Not so with Royals prospect Disco Hayes. (Not everyone would categorize Hayes as a “prospect,” but (a) he gets outs, (b) he’s got a cool nickname, and (c) you gotta root for this guy.)
Yesterday, Disco posted a mammoth blog entry presenting some out-of-the-box thoughts on defensive positioning. In the post, he
- cites the rulebook multiple times
- uses a greek character to represent a variable
- uses the phrase “batted ball trajectory”
- repeatedly uses precise batted ball type and direction numbers
- cites run values for base-out situations
Seriously, did you ever expect to read something like this, from an active ballplayer:
So, late in the game, if an opposing team’s batting order goes righty, lefty, righty, why take O’Day out of the game when the lefty comes up and not stick him at first base with the idea of putting him right back on the mound for the next batter? If he’s twice as bad as the worst first baseman–let’s say -0.00112 runs per batter, which is two times the runs the worst first baseman costs his team–in the league and is replacing the best, for that one left-handed batter, he will cost 0.00228 runs, but then for the next batter, the righty, he will return to the mound and save 40 times that, or 0.09239 runs, a net 0.09065 positive runs.

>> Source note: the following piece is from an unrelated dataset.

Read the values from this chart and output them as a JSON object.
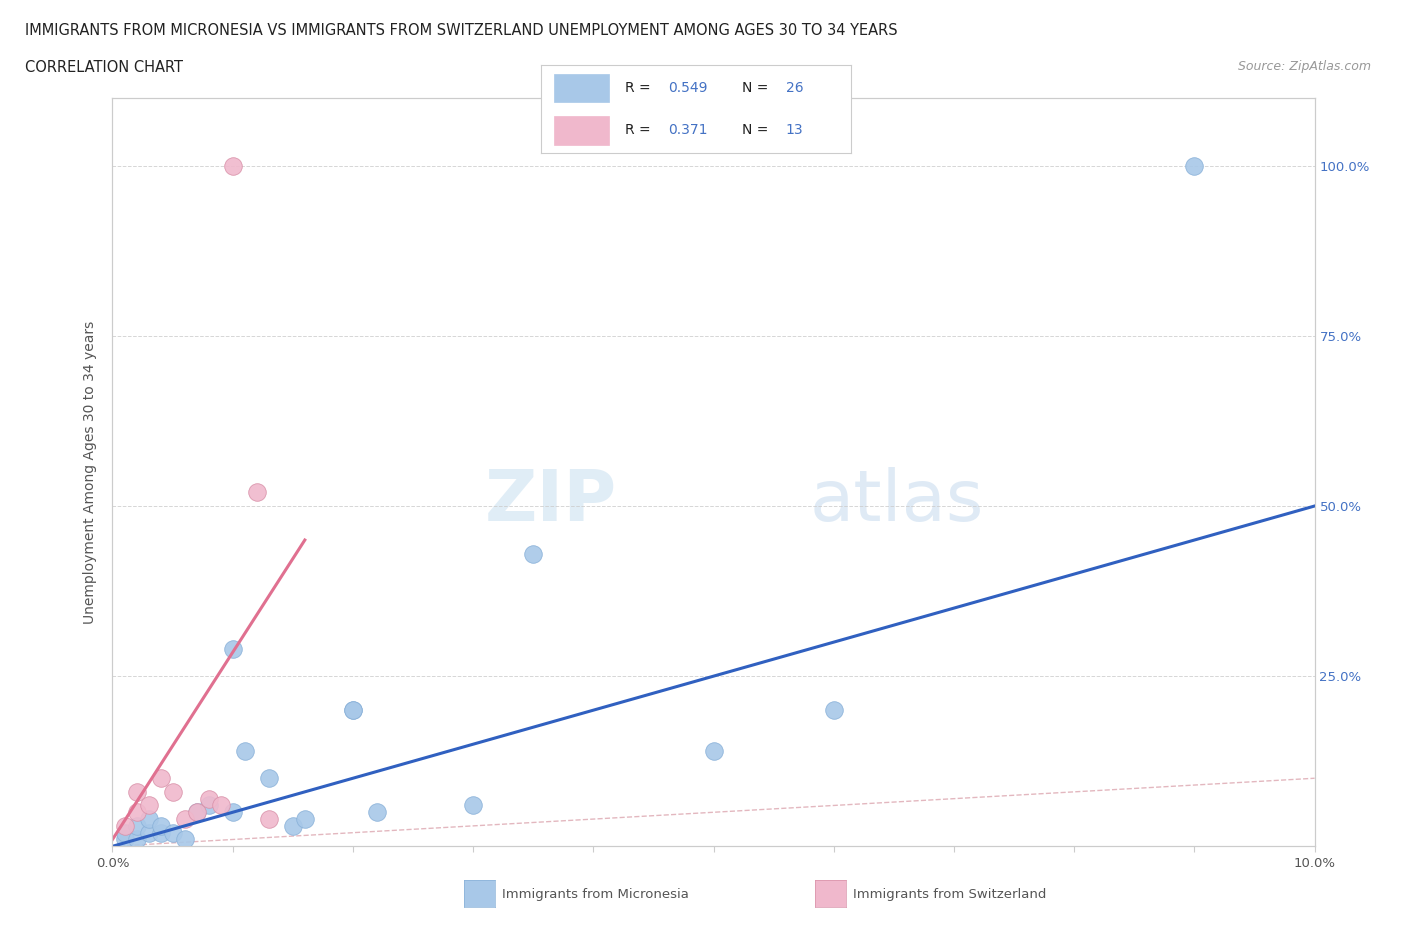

To begin with, he was only worth 0.09239 runs, and he just added .09065; you could say he has doubled his value. And this makes sense, have him pitch to two batters instead of one and he’s twice as effective.
Now, this doesn’t quite compare apples to apples, but it’s an interesting elementary look into the idea. We would have to look at O’Day’s RE24/BF splits against righties and lefties, and then look at how many runs the left handed pitcher you brought in to face the lefty would save. Plus we didn’t take into account how many runs the next righty out of the bullpen may save or what if a pinch hitter bats? Not to mention, a first baseman’s value is undoubtedly magnified with a lefty at the plate and we haven’t taken into account the weighted value a fielder would have in, say, a bases loaded situation rather than bases empty. I will leave all that to the guys who get paid to have this stuff left to them. But all these caveats aside, the fact a pitcher can save runs more effectively than the first baseman by multiple orders of magnitude should make sense and should make you think.
Disco: You’re now my favorite prospect. If, years down the road, you decide to hang up the spikes, I think we can find a spot for you with THT.